И все же поверить пришлось, потому что на запястье Сил увидел часы. Он прекрасно их знал, потому что это был его подарок матери на ее юбилей, и они с Ариной провели много времени за выбором подарка. Именные часы принадлежали его матери, никто другой не мог бы их носить.
– Стойте! Это моя мама!
Сил откинул покрывало и поразился невероятной бледности, которая разлилась по лицу матери.
– Что с ней? – прошептал он, разглядывая заострившиеся черты. – Она умерла?
– Пока нет, – грубовато ответил санитар, державший носилки. – Но если мы тут еще немного поторчим, то кто-нибудь из нас точно помрет. Либо она, либо мы.
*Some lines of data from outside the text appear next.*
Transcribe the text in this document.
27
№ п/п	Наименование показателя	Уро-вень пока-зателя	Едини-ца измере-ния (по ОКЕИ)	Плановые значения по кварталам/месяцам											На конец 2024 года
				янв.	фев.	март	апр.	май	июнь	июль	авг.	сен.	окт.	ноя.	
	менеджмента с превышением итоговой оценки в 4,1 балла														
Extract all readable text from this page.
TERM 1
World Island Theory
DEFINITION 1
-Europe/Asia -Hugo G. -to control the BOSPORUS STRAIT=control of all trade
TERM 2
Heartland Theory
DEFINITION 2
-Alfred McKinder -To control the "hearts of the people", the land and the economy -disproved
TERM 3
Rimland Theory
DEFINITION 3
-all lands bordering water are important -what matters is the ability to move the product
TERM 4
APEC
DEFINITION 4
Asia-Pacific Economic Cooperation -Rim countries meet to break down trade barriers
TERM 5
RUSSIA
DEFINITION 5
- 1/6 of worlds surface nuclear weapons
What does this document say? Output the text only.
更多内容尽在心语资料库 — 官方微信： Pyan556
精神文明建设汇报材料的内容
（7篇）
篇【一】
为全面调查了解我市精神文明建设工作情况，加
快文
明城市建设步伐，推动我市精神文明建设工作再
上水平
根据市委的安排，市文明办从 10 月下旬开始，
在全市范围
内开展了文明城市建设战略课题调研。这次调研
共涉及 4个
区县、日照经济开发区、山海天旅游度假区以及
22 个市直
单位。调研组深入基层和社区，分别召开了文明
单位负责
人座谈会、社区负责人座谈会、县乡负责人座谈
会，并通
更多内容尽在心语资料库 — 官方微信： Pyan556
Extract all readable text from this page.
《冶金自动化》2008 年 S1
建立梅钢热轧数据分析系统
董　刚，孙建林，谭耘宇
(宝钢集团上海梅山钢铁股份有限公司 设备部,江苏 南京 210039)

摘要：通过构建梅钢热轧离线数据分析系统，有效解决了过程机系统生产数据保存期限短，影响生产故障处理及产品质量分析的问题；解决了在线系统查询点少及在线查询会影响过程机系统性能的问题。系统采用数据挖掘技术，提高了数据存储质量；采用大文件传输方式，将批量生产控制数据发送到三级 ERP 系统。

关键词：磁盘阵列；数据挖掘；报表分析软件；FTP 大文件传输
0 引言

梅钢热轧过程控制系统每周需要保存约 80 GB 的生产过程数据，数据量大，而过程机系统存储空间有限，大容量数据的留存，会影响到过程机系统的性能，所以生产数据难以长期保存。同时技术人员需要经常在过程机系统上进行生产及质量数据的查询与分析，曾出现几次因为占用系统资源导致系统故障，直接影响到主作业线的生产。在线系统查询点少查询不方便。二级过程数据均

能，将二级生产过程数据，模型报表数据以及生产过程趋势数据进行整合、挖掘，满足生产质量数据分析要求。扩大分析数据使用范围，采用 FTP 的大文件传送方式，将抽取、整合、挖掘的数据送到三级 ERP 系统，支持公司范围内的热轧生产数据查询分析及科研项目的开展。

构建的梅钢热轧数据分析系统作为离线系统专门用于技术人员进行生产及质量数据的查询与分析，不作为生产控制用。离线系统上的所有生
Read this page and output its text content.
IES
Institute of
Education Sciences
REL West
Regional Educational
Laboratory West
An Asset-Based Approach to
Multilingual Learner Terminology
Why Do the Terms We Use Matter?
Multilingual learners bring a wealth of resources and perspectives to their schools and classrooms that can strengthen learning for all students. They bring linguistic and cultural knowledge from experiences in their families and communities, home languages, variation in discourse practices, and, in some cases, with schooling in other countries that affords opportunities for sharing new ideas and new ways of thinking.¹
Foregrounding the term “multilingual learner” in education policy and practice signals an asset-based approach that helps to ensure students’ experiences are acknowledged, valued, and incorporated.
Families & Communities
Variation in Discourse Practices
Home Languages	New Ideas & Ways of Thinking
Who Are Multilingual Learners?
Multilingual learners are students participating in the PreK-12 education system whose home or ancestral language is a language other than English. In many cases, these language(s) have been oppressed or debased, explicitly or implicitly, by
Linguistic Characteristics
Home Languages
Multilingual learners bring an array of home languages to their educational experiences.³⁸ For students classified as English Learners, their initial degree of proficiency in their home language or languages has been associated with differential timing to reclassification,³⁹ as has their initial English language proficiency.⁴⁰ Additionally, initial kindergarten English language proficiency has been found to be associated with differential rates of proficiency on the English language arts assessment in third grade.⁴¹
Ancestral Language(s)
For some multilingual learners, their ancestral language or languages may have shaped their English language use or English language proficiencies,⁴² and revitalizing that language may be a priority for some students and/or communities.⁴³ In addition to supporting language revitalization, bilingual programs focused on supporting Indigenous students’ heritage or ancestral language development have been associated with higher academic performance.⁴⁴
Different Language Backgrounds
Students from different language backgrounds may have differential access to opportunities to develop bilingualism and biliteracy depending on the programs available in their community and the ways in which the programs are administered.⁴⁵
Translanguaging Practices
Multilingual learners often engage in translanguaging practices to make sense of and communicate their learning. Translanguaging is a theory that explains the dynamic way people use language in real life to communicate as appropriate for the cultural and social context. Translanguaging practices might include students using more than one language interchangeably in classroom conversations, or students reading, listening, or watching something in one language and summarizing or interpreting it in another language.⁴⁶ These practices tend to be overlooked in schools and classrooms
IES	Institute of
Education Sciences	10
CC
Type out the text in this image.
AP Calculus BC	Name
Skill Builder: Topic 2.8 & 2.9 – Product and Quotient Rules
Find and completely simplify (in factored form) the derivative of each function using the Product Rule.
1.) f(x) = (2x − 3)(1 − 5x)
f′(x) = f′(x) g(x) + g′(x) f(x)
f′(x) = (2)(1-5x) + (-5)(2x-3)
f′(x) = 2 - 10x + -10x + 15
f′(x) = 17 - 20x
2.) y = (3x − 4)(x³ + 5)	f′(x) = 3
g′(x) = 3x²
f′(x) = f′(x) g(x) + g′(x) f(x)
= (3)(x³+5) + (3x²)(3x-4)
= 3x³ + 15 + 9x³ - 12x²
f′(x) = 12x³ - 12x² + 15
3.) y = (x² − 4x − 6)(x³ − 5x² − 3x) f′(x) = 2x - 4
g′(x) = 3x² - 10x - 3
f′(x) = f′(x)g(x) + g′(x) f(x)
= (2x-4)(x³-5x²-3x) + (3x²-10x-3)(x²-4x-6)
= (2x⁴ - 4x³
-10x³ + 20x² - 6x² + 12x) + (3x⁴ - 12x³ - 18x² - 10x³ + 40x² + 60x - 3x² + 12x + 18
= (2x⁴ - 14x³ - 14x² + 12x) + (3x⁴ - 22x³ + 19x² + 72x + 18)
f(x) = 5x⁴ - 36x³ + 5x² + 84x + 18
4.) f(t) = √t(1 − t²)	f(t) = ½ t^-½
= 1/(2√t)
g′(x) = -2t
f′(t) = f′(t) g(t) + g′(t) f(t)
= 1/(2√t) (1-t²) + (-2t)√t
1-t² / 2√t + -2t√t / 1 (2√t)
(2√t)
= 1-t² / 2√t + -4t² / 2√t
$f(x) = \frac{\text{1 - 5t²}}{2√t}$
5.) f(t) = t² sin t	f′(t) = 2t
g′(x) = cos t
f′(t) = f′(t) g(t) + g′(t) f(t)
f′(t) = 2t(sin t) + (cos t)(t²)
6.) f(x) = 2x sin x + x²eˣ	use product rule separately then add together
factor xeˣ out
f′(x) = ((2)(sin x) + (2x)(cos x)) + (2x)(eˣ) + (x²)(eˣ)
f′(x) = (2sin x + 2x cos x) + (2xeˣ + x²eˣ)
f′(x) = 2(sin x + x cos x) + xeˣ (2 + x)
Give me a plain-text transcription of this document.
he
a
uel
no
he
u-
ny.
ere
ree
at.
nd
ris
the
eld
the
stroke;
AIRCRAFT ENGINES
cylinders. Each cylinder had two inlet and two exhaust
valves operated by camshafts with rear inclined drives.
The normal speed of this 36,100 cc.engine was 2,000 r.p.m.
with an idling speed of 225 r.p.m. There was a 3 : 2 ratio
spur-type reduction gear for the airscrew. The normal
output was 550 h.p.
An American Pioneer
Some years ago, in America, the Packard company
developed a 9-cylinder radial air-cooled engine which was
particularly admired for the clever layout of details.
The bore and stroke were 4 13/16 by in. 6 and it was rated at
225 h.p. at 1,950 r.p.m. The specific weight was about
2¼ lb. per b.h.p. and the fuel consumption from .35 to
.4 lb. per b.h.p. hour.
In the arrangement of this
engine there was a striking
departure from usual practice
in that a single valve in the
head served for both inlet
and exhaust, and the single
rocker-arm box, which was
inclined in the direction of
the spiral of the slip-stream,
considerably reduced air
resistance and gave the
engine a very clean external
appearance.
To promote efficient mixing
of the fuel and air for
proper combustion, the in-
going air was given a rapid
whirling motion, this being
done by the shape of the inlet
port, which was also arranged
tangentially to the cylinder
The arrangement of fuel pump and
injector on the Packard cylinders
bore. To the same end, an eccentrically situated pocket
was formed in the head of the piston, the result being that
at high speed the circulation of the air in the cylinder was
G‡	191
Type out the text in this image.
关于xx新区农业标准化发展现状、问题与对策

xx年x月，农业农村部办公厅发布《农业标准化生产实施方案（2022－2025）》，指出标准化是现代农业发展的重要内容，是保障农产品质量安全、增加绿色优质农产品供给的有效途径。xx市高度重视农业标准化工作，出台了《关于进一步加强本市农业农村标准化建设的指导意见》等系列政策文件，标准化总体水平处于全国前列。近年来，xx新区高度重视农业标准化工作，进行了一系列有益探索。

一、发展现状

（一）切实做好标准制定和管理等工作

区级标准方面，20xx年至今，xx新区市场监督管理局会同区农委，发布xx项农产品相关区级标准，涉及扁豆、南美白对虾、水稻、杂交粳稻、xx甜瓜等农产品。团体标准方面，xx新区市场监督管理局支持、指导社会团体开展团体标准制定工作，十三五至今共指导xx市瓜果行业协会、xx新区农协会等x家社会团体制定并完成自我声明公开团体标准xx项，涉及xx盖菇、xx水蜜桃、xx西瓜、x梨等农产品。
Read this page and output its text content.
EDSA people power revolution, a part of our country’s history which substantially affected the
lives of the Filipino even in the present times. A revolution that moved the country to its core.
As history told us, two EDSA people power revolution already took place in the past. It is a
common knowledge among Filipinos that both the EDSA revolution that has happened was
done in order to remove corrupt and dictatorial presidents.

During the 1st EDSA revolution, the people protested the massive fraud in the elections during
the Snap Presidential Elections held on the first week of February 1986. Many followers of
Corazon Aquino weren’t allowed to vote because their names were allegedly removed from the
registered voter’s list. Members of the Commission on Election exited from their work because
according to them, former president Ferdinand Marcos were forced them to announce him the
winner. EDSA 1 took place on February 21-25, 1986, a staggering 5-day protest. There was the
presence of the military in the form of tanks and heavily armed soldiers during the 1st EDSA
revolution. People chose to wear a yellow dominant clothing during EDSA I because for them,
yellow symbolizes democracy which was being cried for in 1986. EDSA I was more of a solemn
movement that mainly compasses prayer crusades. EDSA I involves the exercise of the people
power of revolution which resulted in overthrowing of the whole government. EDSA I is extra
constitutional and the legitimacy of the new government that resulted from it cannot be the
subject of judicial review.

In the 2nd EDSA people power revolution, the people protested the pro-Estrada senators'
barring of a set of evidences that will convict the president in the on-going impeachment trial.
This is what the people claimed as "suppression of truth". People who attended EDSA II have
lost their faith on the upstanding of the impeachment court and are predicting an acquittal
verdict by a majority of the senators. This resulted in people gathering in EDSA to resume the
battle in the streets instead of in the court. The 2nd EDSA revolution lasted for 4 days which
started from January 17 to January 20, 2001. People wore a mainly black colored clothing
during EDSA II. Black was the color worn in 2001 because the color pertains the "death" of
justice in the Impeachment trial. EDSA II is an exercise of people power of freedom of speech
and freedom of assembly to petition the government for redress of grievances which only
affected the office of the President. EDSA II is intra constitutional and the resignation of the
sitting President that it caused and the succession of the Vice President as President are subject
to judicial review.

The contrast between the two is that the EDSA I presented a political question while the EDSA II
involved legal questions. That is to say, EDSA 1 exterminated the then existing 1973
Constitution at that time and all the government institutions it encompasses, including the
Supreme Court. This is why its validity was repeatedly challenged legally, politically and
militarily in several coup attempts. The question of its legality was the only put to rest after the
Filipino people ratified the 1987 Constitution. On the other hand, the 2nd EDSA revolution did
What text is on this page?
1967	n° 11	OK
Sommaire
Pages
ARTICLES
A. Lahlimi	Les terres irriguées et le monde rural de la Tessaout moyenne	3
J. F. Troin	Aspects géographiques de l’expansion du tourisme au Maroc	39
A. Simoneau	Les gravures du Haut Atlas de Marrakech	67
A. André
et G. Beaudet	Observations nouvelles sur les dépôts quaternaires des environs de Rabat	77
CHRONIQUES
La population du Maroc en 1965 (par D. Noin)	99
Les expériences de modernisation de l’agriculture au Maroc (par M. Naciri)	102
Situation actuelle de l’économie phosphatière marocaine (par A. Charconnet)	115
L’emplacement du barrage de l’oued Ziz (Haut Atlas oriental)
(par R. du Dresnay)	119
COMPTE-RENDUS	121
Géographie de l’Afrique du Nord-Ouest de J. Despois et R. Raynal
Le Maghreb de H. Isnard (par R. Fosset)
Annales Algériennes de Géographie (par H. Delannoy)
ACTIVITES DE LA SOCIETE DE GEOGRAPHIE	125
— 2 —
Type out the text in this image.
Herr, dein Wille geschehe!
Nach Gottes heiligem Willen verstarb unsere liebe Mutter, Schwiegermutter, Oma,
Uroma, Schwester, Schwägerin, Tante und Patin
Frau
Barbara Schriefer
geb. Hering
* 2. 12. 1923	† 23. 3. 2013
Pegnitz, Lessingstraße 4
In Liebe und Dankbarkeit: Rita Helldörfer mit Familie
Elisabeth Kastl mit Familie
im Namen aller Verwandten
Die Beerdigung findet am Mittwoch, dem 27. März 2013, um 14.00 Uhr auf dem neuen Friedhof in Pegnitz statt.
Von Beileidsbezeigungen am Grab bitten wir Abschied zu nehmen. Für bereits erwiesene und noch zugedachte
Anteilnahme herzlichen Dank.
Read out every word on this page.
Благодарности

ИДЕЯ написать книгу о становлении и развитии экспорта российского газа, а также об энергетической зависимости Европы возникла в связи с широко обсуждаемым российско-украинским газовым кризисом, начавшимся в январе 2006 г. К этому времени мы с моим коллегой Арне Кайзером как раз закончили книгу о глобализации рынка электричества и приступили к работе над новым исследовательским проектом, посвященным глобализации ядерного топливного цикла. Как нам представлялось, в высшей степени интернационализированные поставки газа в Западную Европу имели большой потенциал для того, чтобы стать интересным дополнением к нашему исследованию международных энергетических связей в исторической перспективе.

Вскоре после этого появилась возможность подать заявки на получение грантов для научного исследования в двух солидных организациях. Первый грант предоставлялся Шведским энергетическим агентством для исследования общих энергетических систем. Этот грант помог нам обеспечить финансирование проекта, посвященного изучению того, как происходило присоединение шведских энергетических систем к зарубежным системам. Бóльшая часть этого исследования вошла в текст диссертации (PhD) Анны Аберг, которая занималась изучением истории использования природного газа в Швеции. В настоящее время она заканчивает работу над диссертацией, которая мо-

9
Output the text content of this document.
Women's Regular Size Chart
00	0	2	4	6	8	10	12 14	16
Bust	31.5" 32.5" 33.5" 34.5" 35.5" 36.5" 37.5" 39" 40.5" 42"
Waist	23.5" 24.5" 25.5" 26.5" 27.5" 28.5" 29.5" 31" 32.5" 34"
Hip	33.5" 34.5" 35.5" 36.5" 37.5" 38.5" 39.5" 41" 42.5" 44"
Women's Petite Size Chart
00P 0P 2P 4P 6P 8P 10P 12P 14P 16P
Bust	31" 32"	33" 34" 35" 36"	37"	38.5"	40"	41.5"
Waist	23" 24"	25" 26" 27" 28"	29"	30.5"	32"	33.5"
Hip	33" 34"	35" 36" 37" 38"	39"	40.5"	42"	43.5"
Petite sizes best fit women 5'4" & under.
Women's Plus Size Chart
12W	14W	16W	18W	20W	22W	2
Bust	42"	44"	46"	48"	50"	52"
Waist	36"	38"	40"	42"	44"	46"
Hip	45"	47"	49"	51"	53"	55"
И видя, что Сил находится в шоке, велел ему:
– Пропусти нас, парень! Чем скорей доставим твою матушку в больницу, тем будет лучше для всех.
– Она… она…
– Сердечный приступ у нее, – сообщила врач, которая как раз в этот момент вышла из дверей. – Аллергия на что-нибудь у нее имеется?
– Насколько я знаю, нет.
– Может быть, хронические заболевания?
– Мама говорила, у нее нашли кисту в почке. Вот только не знаю, в правой или левой.
– Это нам сейчас не пригодится. С сердцем у нее что?
– Все в порядке. Мама регулярно проходила диспансеризацию.
Но врач, лишь услышав про диспансеризацию, хмыкнула так скептически, словно знала что-то такое, о чем Сил был не в курсе.
– Ладно, будем надеяться, что довезем вашу маму живой.
Сил хотел поехать с медиками, но ему не позволили.
– Нечего вам в приемном отделении делать. Вызов экстренный, обязаны принять сразу.
Врачи уехали, а Сил еще какое-то время стоял в молчании. Он не мог поверить, что все происходит с ним. Что могло приключиться с мамой? Какой внезапный недуг свалил ее? Еще вчера она ни на что не жаловалась, была бодра и полна планов. И вдруг сегодня он видит ее пугающе бледной, на носилках и без сознания, фактически умирающей. Как такое могло быть? И почему именно с ней?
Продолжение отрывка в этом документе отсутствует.